2 thoughts on “Camping: Initial reactions”

  1. ” . . . it seems to me that camping is a “meta” activity in that much of one’s time camping is setting up, cleaning, rearranging, fussing with, and, at the end of the trip, packing up the camp stuff. . . .”

    Oh, Steve.

    I got to see lots and lots of stars that we never see in Ypsi.

    I learned that chili cooked slow over a campfire tastes at least twice as good as chili does at home.

    I learned that after a few adult beverages, just about anything can be put on a stick or into a pie iron and roasted over the campfire.

    It warmed my heart to see Will running about with sharp sticks, jumping off of sand dunes, and poking at the fire all night, especially because none of these activities involved wearing a helmet or fiddling with video and computer controls.

    And, how will I ever forget the best one-liner I’ve heard in quite a while. Jim: “You know, if I had read the directions, the table probably wouldn’t have burst into flames.”

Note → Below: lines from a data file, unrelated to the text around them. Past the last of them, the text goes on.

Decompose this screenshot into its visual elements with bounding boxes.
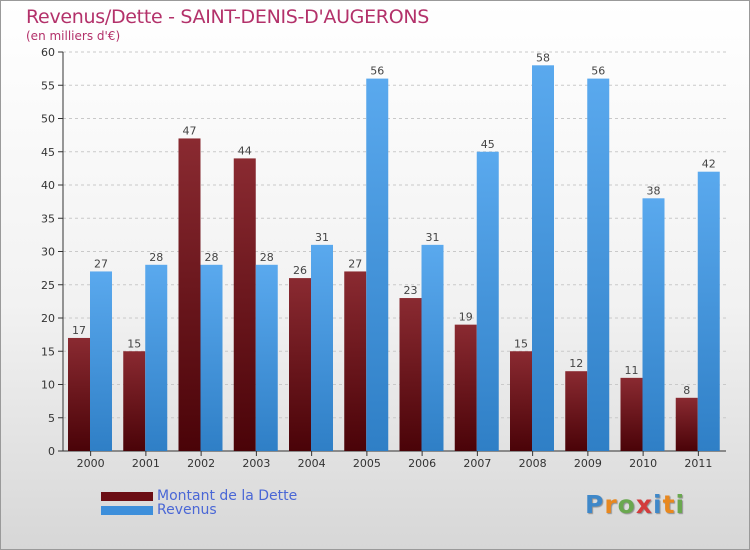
bar-revenus xyxy=(532,65,554,452)
y-tick-label: 15 xyxy=(41,345,55,358)
data-label-dette: 27 xyxy=(348,257,362,270)
data-label-revenus: 45 xyxy=(481,138,495,151)
data-label-dette: 15 xyxy=(514,337,528,350)
chart-subtitle: (en milliers d'€) xyxy=(26,29,121,43)
chart-title: Revenus/Dette - SAINT-DENIS-D'AUGERONS xyxy=(26,6,430,28)
x-tick-label: 2002 xyxy=(187,457,215,470)
bar-dette xyxy=(399,298,422,451)
y-tick-label: 5 xyxy=(48,412,55,425)
data-label-dette: 26 xyxy=(293,264,307,277)
y-tick-label: 55 xyxy=(41,79,55,92)
bar-revenus xyxy=(311,244,333,451)
bar-revenus xyxy=(255,264,278,451)
proxiti-logo: Proxiti xyxy=(585,490,685,519)
x-tick-label: 2006 xyxy=(408,457,436,470)
legend-label-dette: Montant de la Dette xyxy=(157,488,298,504)
bar-dette xyxy=(233,158,256,451)
logo-letter: i xyxy=(653,490,663,519)
bar-dette xyxy=(68,337,90,451)
x-tick-label: 2005 xyxy=(353,457,381,470)
bar-dette xyxy=(344,271,367,451)
data-label-revenus: 58 xyxy=(536,51,550,64)
bar-revenus xyxy=(145,264,168,451)
data-label-revenus: 28 xyxy=(260,251,274,264)
bar-dette xyxy=(123,351,146,451)
bar-dette xyxy=(289,278,311,451)
legend-item-revenus: Revenus xyxy=(101,502,217,518)
data-label-revenus: 42 xyxy=(702,158,716,171)
data-label-revenus: 28 xyxy=(149,251,163,264)
bar-revenus xyxy=(200,264,223,451)
y-tick-label: 40 xyxy=(41,179,55,192)
data-label-dette: 47 xyxy=(183,124,197,137)
y-tick-label: 25 xyxy=(41,279,55,292)
data-label-dette: 23 xyxy=(404,284,418,297)
bar-dette xyxy=(510,351,532,451)
bar-dette xyxy=(565,371,588,451)
legend-label-revenus: Revenus xyxy=(157,502,217,518)
x-tick-label: 2004 xyxy=(298,457,326,470)
data-label-dette: 44 xyxy=(238,144,252,157)
data-label-revenus: 38 xyxy=(647,184,661,197)
x-tick-label: 2011 xyxy=(684,457,712,470)
data-label-dette: 11 xyxy=(625,364,639,377)
data-label-revenus: 56 xyxy=(370,65,384,78)
logo-letter: t xyxy=(662,490,676,519)
bar-revenus xyxy=(587,78,610,451)
bar-revenus xyxy=(421,244,444,451)
x-tick-label: 2003 xyxy=(242,457,270,470)
data-label-dette: 12 xyxy=(569,357,583,370)
y-tick-label: 0 xyxy=(48,445,55,458)
y-tick-label: 20 xyxy=(41,312,55,325)
data-label-dette: 15 xyxy=(127,337,141,350)
x-tick-label: 2008 xyxy=(519,457,547,470)
logo-letter: o xyxy=(617,490,636,519)
data-label-revenus: 28 xyxy=(205,251,219,264)
bar-dette xyxy=(454,324,477,451)
x-tick-label: 2010 xyxy=(629,457,657,470)
y-tick-label: 35 xyxy=(41,212,55,225)
legend-swatch-dette xyxy=(101,491,153,501)
x-tick-label: 2007 xyxy=(463,457,491,470)
data-label-revenus: 31 xyxy=(315,231,329,244)
data-label-dette: 19 xyxy=(459,311,473,324)
logo-letter: i xyxy=(675,490,686,519)
data-label-dette: 17 xyxy=(72,324,86,337)
y-tick-label: 50 xyxy=(41,113,55,126)
bar-dette xyxy=(178,138,201,451)
y-tick-label: 60 xyxy=(41,46,55,59)
legend-item-dette: Montant de la Dette xyxy=(101,488,298,504)
y-tick-label: 10 xyxy=(41,379,55,392)
x-tick-label: 2009 xyxy=(574,457,602,470)
bar-revenus xyxy=(366,78,389,451)
data-label-revenus: 56 xyxy=(591,65,605,78)
x-tick-label: 2001 xyxy=(132,457,160,470)
logo-letter: x xyxy=(635,490,653,519)
legend-swatch-revenus xyxy=(101,505,153,515)
y-tick-label: 45 xyxy=(41,146,55,159)
bar-dette xyxy=(620,377,643,451)
bar-revenus xyxy=(90,271,112,451)
data-label-revenus: 31 xyxy=(426,231,440,244)
logo-letter: r xyxy=(604,490,618,519)
logo-letter: P xyxy=(585,490,605,519)
data-label-revenus: 27 xyxy=(94,257,108,270)
bar-dette xyxy=(675,397,698,451)
bar-revenus xyxy=(697,171,720,451)
bar-revenus xyxy=(642,198,665,451)
y-tick-label: 30 xyxy=(41,246,55,259)
x-tick-label: 2000 xyxy=(77,457,105,470)
data-label-dette: 8 xyxy=(683,384,690,397)
bar-revenus xyxy=(476,151,499,451)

  2. These things are all true, of course… well, I’m not sure about the chili being twice as good, but it was quite good.

    And how could I forget about Jim almost burning down the camp? This involved some fiddling with the fuel with his new stove and there really was about 30 seconds of high “oh shit, we’re going to burn this mother down” drama. Directions indeed. Oh, and propane– I think the burst into flames thing is less likely that way.